Automatically open remote files in local emacs

I prefer to edit text locally in emacs. Most of the files I edit reside on remote servers so I use TRAMP to open remote files locally. What kills me is using emacs remotely via terminal when a shell command invokes $EDITOR (e.g. svn commit). With my new setup, the default editor on the remote machine is my local emacs. I love this.

First, I configure SSH to forward a remote port to my machine. This means that whenever the remote machine tries to connect to itself on that port (localhost:9999) it actually connects to port 9999 on my local OSX machine. I like to keep these details in my ssh_config file (my local ~/.ssh/config):

Host des
User wpdev
ControlMaster auto
ControlPath ~/.ssh/des.sock
RemoteForward 9999 localhost:9999

(I use abbreviated hostnames to save keystrokes. There is a matching entry in my hosts file.)

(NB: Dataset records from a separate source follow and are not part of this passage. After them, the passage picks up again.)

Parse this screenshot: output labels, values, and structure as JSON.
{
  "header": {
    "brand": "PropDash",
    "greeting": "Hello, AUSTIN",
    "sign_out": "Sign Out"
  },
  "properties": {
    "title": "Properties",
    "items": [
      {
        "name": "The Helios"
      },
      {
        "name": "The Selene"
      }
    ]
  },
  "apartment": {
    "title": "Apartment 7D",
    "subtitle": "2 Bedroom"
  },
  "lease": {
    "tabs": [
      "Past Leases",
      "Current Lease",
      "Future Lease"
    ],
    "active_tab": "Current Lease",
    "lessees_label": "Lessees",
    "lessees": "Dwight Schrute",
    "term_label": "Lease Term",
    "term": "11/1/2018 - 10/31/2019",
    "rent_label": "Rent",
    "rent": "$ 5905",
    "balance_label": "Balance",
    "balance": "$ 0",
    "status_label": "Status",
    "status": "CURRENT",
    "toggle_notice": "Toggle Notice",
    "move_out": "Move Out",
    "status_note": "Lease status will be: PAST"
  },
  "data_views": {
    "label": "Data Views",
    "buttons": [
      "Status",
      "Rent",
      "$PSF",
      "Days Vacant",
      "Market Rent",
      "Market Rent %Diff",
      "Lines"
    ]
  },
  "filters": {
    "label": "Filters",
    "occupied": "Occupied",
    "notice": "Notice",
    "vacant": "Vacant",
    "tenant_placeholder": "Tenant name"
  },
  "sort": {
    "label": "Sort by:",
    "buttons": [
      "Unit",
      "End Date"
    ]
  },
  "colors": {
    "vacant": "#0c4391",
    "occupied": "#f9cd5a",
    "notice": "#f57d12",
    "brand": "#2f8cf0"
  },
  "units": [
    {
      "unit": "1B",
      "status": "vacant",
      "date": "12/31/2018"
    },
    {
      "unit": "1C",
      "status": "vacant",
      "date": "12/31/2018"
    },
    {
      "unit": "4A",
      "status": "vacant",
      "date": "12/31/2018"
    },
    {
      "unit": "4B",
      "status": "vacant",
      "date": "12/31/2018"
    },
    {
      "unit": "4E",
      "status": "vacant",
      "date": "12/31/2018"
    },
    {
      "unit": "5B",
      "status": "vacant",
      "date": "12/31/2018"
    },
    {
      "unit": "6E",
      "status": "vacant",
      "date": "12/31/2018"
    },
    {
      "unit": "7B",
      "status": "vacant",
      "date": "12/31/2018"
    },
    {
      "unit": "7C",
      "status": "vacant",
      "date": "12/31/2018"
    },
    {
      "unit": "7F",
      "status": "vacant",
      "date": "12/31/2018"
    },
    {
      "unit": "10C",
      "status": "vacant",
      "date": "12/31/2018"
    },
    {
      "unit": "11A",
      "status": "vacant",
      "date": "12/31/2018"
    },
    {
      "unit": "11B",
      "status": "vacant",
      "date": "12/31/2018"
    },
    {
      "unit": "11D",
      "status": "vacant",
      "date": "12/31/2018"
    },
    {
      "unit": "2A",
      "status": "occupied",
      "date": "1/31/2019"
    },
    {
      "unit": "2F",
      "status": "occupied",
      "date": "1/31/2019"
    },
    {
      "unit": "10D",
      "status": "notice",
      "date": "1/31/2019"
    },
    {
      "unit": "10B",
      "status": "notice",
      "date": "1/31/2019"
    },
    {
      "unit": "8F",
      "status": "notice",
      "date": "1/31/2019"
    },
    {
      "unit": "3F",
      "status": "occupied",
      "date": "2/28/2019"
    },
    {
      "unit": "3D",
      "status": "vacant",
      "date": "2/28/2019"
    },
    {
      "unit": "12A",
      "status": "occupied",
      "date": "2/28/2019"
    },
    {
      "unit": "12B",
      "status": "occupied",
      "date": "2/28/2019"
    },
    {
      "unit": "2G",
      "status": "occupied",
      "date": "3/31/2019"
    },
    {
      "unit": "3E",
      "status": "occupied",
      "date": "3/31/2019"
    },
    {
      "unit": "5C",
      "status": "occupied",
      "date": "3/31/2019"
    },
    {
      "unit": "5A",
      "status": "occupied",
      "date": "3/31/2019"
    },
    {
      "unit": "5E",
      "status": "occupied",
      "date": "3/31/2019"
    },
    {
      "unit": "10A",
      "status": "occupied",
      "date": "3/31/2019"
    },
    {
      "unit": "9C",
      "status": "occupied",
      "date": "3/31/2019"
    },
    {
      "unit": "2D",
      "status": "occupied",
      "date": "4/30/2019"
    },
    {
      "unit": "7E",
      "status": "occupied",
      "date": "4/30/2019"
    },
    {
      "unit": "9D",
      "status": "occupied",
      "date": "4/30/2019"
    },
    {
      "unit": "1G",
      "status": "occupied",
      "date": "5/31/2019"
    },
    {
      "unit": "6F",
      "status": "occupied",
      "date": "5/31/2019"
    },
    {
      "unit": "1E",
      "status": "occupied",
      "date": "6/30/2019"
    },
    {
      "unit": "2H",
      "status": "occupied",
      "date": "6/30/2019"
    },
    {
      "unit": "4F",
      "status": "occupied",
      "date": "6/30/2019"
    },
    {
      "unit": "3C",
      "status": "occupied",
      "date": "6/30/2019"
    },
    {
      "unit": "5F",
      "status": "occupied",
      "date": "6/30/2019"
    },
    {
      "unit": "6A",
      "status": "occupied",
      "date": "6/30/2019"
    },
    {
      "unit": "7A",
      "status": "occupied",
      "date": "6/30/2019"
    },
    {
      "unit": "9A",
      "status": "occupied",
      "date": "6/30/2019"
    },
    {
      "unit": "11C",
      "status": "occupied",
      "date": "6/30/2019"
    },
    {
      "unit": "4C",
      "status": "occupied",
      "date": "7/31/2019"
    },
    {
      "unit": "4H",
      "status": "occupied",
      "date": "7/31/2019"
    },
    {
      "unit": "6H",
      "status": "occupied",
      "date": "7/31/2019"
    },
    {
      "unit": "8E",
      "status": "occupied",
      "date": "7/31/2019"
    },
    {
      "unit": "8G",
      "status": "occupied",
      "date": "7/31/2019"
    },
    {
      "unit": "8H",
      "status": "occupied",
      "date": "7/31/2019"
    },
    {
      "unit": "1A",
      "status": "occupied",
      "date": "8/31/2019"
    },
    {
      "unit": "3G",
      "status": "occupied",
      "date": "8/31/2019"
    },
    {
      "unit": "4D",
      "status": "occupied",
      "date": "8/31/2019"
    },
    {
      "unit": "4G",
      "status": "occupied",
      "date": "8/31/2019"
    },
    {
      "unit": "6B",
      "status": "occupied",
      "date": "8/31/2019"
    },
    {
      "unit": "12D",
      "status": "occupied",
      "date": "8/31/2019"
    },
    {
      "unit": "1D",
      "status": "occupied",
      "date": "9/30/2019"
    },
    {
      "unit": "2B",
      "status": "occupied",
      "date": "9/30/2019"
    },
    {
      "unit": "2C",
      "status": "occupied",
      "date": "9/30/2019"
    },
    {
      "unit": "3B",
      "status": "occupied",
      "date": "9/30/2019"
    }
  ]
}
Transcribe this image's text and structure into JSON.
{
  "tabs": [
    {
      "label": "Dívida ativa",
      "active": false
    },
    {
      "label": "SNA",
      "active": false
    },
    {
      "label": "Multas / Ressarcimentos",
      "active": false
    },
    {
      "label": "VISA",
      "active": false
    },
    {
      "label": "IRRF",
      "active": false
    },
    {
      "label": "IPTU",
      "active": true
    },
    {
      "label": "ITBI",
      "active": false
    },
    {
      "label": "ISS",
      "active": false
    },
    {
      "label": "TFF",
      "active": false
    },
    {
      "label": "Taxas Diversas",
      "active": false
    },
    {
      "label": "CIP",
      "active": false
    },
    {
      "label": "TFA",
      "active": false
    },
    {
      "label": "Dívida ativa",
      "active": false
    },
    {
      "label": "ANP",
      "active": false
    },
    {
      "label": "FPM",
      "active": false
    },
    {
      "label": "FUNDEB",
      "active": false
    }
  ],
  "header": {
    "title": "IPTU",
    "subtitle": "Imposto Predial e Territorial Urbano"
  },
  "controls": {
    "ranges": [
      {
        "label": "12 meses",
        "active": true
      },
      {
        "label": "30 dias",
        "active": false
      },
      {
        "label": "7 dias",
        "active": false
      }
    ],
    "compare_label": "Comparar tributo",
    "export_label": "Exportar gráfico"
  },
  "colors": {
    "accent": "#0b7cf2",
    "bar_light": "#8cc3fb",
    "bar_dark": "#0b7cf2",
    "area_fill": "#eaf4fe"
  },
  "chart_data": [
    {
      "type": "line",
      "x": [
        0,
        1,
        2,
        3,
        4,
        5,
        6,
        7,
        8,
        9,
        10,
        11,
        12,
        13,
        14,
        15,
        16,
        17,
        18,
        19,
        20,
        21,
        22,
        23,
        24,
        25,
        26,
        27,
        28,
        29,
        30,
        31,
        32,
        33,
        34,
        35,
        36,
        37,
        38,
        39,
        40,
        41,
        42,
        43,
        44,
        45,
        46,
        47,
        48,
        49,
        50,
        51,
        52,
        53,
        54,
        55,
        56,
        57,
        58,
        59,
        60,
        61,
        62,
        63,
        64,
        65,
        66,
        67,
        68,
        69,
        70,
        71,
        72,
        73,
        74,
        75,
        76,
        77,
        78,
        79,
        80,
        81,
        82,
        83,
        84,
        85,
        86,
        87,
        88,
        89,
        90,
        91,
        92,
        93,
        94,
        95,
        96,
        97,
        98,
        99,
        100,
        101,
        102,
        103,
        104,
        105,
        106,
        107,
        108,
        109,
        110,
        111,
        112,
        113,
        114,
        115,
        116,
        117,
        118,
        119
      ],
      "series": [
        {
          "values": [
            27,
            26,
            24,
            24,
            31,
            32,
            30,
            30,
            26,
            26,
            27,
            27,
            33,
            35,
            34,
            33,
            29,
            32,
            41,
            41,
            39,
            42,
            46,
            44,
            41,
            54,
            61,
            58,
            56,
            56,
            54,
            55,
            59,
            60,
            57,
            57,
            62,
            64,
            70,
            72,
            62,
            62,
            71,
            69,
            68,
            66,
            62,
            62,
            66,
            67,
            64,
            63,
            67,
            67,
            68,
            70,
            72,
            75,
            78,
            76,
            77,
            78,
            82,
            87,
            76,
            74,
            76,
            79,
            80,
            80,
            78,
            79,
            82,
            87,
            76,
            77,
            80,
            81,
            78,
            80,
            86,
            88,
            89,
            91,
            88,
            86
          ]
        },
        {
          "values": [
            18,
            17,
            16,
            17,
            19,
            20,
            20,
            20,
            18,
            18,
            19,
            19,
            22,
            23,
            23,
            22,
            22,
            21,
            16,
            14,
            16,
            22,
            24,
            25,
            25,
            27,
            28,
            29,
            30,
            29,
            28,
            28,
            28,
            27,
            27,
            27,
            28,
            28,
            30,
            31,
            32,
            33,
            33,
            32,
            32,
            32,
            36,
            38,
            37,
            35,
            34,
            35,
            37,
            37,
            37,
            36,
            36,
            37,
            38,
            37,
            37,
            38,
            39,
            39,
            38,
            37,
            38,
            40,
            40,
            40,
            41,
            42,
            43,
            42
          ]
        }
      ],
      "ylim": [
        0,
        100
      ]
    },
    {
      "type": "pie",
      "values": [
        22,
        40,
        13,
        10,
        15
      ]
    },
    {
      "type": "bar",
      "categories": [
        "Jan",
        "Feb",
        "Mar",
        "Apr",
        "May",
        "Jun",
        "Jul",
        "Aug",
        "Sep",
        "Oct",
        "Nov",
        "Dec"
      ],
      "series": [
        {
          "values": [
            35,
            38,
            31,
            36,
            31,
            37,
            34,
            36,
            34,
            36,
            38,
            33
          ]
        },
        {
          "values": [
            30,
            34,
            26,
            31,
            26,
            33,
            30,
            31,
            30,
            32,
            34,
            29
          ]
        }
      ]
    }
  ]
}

Second, I configure my local emacs to start the server and copy the server file to the remote host. The server file tells emacsclient how to connect to the server. Adding this to emacs-startup-hook adds a few seconds to my emacs startup time but I rarely start emacs more than once in a day so that’s fine. This is in my local ~/.emacs:

(setq server-use-tcp t
      server-port    9999)
(defun server-start-and-copy ()
  (copy-file "~/.emacs.d/server/server" "/des:.emacs.d/server/server" t))
(add-hook 'emacs-startup-hook 'server-start-and-copy)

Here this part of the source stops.